From Pent-Up Aching Rivers

FROM pent-up aching rivers,
From that of myself without which I were nothing,
From what I am determin'd to make illustrious, even if I stand 
 sole among men,
From my own voice resonant, singing the phallus,
Singing the song of procreation,
Singing the need of superb children and therein superb grown 
 people,
Singing the muscular urge and the blending,
Singing the bedfellow's song, (O resistless yearning!
O for any and each the body correlative attracting!
O for you whoever you are your correlative body!

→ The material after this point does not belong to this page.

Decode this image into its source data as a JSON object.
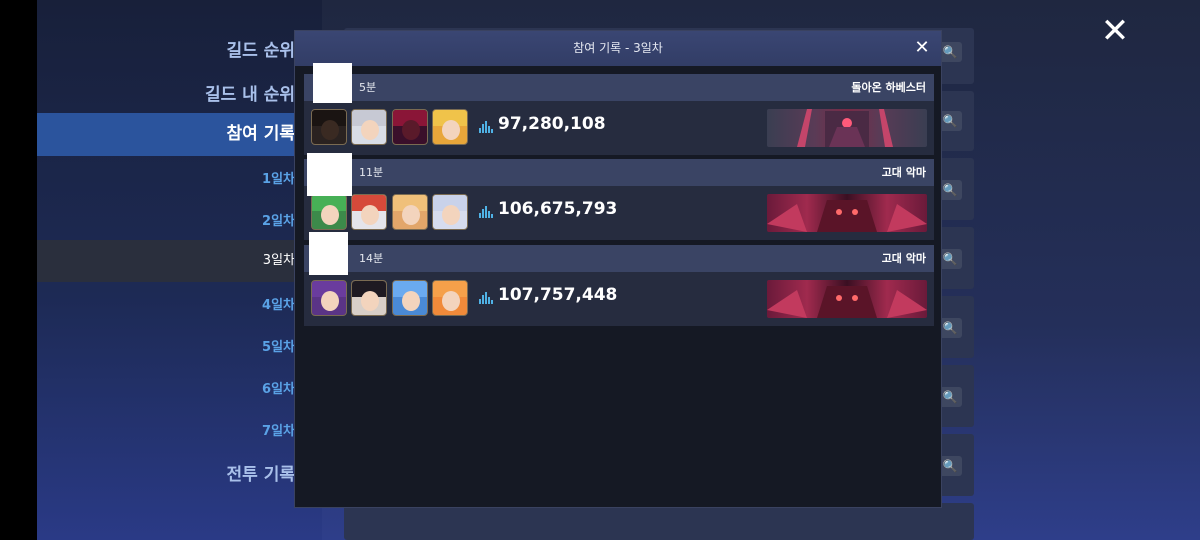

O it, more than 
 all else, you delighting!)
From the hungry gnaw that eats me night and day,
From native moments, from bashful pains, singing them,
Seeking something yet unfound though I have diligently sought it 
 many a long year,
Singing the true song of the soul fitful at random,
Renascent with grossest Nature or among animals,
Of that, of them and what goes with them my poems informing,
Of the smell of apples and lemons, of the pairing of birds,
Of the wet of woods, of the lapping of waves,
Of the mad pushes of waves upon the land, I them chanting,
The overture lightly sounding, the strain anticipating,
The welcome nearness, the sight of the perfect body,
The swimmer swimming naked in the bath, or motionless on his 
 back lying and floating,
The female form approaching, I pensive, love-flesh tremulous 
 aching,
The divine list for myself or you or for any one making,
The face, the limbs, the index from head to foot, and what it 
 arouses,
The mystic deliria, the madness amorous, the utter abandonment,
(Hark close and still what I now whisper to you,
I love you, O you entirely possess me,
O that you and I escape from the rest and go utterly off, free and 
 lawless,
Two hawks in the air, two fishes swimming in the sea not more 
 lawless than we;)
The furious storm through me careering, I passionately trembling.

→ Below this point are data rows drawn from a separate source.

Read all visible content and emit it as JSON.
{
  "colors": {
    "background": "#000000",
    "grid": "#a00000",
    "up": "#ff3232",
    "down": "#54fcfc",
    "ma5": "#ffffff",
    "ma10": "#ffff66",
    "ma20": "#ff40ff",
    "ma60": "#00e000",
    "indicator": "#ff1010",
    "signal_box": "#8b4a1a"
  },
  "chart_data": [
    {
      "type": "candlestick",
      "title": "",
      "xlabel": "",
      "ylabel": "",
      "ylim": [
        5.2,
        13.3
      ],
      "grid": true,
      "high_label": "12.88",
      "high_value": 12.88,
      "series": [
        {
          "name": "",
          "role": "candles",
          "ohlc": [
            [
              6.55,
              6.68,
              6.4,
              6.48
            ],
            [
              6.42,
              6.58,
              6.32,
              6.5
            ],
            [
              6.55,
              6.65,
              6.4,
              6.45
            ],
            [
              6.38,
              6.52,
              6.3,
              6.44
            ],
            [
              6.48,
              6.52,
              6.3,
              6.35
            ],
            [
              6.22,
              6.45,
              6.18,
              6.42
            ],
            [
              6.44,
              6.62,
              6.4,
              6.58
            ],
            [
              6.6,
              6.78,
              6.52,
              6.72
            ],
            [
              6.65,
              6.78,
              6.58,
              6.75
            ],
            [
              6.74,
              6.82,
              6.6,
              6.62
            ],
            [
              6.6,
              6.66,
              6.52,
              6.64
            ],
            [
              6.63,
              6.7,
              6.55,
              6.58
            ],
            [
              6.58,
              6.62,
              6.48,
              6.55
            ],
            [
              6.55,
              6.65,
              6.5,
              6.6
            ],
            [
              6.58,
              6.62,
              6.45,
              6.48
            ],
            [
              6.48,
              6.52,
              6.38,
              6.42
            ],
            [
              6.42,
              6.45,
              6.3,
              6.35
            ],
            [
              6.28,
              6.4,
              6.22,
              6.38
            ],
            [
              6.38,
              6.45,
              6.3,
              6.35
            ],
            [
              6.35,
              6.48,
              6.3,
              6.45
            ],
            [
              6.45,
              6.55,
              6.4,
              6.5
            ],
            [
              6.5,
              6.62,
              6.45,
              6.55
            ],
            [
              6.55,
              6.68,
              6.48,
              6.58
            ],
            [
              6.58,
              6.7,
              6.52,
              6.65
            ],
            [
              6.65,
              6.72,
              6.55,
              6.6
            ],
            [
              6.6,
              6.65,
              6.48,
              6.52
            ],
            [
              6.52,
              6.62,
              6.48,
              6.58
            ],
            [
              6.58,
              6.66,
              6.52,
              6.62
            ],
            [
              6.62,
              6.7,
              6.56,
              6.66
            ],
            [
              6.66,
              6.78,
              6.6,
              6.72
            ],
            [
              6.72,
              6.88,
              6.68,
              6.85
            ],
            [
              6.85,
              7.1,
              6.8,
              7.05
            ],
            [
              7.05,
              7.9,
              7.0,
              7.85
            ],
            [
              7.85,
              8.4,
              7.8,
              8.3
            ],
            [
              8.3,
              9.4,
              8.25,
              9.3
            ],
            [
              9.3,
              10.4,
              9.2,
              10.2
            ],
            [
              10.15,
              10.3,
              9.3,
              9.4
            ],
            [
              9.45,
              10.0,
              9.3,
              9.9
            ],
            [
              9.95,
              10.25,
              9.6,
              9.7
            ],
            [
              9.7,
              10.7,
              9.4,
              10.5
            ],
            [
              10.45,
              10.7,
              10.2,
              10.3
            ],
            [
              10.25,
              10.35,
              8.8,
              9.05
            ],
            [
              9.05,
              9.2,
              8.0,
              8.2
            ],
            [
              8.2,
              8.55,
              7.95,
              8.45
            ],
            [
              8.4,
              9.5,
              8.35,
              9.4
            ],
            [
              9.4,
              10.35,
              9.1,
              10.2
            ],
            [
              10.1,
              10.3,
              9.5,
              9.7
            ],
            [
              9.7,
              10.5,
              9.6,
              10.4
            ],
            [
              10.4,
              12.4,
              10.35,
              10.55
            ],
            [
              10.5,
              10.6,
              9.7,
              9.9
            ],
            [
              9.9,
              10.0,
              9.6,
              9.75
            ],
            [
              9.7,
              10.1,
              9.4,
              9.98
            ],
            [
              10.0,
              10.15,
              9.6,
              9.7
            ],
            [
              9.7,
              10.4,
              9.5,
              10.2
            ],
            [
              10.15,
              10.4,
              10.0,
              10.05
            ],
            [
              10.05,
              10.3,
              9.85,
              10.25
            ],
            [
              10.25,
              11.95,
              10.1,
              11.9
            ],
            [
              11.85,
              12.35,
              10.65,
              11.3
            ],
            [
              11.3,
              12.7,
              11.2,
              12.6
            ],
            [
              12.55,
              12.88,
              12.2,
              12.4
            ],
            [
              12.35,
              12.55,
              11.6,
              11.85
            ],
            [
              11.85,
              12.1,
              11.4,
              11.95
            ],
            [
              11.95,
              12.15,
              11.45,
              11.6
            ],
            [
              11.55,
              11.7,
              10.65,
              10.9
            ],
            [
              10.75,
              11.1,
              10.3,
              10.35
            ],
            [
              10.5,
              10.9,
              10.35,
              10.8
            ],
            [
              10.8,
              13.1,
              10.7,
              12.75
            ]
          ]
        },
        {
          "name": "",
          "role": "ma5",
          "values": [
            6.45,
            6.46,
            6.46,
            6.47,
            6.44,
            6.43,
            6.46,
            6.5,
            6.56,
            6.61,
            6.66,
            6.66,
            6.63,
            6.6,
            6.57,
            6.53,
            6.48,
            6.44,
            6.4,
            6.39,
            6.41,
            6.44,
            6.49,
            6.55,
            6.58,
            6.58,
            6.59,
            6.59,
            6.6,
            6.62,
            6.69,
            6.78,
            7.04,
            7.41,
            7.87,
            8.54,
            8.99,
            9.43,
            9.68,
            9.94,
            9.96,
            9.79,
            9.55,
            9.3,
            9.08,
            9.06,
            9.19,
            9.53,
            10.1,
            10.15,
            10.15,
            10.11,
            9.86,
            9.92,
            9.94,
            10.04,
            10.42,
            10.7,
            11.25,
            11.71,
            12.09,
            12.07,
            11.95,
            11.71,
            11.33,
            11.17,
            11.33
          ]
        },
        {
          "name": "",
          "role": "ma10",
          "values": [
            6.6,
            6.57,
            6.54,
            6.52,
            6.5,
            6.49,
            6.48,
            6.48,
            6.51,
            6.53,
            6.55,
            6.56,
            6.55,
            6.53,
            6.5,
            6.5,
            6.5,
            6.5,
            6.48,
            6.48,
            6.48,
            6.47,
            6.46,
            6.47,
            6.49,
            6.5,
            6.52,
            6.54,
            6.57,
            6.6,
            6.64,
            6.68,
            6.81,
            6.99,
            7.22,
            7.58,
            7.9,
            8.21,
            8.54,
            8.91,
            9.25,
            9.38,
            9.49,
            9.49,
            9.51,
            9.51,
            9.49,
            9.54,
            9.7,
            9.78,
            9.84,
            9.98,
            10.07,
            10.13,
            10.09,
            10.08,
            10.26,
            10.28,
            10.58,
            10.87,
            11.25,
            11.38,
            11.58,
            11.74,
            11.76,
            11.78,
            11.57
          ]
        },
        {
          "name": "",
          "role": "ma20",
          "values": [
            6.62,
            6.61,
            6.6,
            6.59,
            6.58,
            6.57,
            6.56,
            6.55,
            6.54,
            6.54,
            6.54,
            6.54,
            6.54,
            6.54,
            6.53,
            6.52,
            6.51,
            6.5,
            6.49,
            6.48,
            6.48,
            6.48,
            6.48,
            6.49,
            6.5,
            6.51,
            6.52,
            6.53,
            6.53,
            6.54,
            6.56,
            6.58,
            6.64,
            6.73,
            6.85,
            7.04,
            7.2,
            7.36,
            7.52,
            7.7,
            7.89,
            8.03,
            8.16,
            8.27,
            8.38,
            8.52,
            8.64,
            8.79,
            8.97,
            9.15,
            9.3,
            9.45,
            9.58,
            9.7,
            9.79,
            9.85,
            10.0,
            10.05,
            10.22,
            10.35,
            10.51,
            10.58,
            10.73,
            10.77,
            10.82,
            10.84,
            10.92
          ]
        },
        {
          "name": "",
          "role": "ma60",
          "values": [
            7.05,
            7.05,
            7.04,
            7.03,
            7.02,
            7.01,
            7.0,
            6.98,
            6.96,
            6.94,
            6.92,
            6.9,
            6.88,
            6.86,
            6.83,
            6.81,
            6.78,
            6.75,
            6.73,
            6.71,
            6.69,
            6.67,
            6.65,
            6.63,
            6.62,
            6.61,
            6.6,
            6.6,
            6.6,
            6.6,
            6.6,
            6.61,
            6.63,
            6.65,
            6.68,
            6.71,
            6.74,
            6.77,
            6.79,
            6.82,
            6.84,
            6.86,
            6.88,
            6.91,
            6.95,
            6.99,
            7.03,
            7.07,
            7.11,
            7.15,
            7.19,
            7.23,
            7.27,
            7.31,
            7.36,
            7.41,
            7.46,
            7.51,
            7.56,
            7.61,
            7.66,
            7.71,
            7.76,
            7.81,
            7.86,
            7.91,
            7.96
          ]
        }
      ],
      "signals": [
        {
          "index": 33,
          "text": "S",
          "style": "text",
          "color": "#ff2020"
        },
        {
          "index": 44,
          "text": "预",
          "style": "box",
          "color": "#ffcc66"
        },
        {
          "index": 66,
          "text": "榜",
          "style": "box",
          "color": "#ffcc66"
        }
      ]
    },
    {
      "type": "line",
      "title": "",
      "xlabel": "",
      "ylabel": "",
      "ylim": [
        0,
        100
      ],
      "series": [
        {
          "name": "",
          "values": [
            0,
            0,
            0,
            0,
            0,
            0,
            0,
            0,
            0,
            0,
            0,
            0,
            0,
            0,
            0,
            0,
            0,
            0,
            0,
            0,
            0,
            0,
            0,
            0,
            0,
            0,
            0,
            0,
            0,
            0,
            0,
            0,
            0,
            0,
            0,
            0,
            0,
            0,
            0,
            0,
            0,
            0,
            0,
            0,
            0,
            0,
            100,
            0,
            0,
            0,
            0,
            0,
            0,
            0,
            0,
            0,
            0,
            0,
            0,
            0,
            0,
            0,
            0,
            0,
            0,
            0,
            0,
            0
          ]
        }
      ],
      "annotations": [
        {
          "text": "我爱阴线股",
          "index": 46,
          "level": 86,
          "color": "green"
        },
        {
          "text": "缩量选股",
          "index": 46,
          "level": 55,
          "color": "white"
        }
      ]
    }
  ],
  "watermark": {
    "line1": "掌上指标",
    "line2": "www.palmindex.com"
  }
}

The oath of the inseparableness of two together, of the woman 
 that loves me and whom I love more than my life, that oath 
 swearing,
(O I willingly stake all for you,
O let me be lost if it must be so!
O you and I! what is it to us what the rest do or think?

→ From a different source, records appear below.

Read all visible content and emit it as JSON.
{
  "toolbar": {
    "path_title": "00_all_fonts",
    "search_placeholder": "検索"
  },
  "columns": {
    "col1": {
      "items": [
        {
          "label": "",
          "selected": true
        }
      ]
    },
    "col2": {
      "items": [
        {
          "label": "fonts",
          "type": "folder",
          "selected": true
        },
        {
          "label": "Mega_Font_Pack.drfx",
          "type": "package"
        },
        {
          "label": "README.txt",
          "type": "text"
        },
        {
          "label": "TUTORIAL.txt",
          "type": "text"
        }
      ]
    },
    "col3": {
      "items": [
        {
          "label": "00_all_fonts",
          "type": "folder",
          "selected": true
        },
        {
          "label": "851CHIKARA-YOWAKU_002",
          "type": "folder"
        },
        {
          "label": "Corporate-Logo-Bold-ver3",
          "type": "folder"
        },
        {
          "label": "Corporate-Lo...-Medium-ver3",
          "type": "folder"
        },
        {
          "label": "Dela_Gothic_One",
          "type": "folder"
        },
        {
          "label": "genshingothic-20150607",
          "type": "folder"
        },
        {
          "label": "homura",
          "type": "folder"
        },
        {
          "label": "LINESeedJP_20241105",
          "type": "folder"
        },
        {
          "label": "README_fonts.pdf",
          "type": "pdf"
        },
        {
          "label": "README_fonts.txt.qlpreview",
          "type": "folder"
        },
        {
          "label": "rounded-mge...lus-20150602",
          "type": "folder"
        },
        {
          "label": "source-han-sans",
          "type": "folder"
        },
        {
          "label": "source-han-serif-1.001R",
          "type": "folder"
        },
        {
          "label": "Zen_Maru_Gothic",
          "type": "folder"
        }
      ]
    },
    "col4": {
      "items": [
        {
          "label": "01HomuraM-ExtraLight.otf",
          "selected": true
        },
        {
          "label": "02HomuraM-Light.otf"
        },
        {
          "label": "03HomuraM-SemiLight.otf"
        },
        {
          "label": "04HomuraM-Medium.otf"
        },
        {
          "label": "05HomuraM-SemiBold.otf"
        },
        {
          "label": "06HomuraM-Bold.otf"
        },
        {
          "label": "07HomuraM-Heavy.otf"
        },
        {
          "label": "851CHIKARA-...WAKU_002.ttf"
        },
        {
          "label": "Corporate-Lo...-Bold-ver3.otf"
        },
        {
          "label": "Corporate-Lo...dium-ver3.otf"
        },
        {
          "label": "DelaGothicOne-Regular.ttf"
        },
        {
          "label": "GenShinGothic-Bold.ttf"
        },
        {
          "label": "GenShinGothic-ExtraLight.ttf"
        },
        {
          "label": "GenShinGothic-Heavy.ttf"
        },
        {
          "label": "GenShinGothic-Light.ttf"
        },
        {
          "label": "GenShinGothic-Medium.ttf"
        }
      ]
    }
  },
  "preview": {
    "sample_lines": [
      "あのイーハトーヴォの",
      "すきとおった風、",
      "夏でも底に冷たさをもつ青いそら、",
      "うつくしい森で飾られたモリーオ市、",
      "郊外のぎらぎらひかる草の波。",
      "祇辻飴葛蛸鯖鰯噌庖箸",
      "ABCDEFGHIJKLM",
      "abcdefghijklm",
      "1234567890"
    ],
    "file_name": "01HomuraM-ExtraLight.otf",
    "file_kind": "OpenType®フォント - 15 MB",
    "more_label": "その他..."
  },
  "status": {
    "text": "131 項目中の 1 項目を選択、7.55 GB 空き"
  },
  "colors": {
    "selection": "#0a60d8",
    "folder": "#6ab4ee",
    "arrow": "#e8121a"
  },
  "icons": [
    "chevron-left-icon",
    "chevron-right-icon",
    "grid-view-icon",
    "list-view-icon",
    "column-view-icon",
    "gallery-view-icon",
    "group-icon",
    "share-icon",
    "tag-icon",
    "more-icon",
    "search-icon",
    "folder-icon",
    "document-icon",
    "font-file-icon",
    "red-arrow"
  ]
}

What is all else to us? only that we enjoy each other and exhaust 
 each other if it must be so;)
From the master, the pilot I yield the vessel to,
The general commanding me, commanding all, from him 
  permission taking,
From time the programme hastening, (I have loiter'd too long as 
 it is,)
From sex, from the warp and from the woof,
From privacy, from frequent repinings alone,
From plenty of persons near and yet the right person not near,
From the soft sliding of hands over me and thrusting of fingers 
 through my hair and beard,
From the long sustain'd kiss upon the mouth or bosom,
From the close pressure that makes me or any man drunk, fainting 
 with excess,
From what the divine husband knows, from the work of fatherhood,
From exultation, victory and relief, from the bedfellow's embrace 
 in the night,
From the act-poems of eyes, hands, hips and bosoms,
From the cling of the trembling arm,
From the bending curve and the clinch,
From side by side the pliant coverlet off-throwing,
From the one so unwilling to have me leave, and me just as un-
 willing to leave,
(Yet a moment O tender waiter, and I return,)
From the hour of shining stars and dropping dews,
From the night a moment I emerging flitting out,
Celebrate you act divine and you children prepared for,
And you stalwart loins.

Walt Whitman – To the Garden the World

To the Garden the World

TO the garden, the world, anew ascending,
Potent mates, daughters, sons, preluding,
The love, the life of their bodies, meaning and being,
Curious, here behold my resurrection, after slumber;
The revolving cycles, in their wide sweep, having 
 brought me again,
Amorous, mature—all beautiful to me—all wondrous;
My limbs, and the quivering fire that ever plays through 
 them, for reasons, most wondrous;
Existing, I peer and penetrate still,
Content with the present—content with the past,
By my side, or back of me, Eve following,
Or in front, and I following her just the same.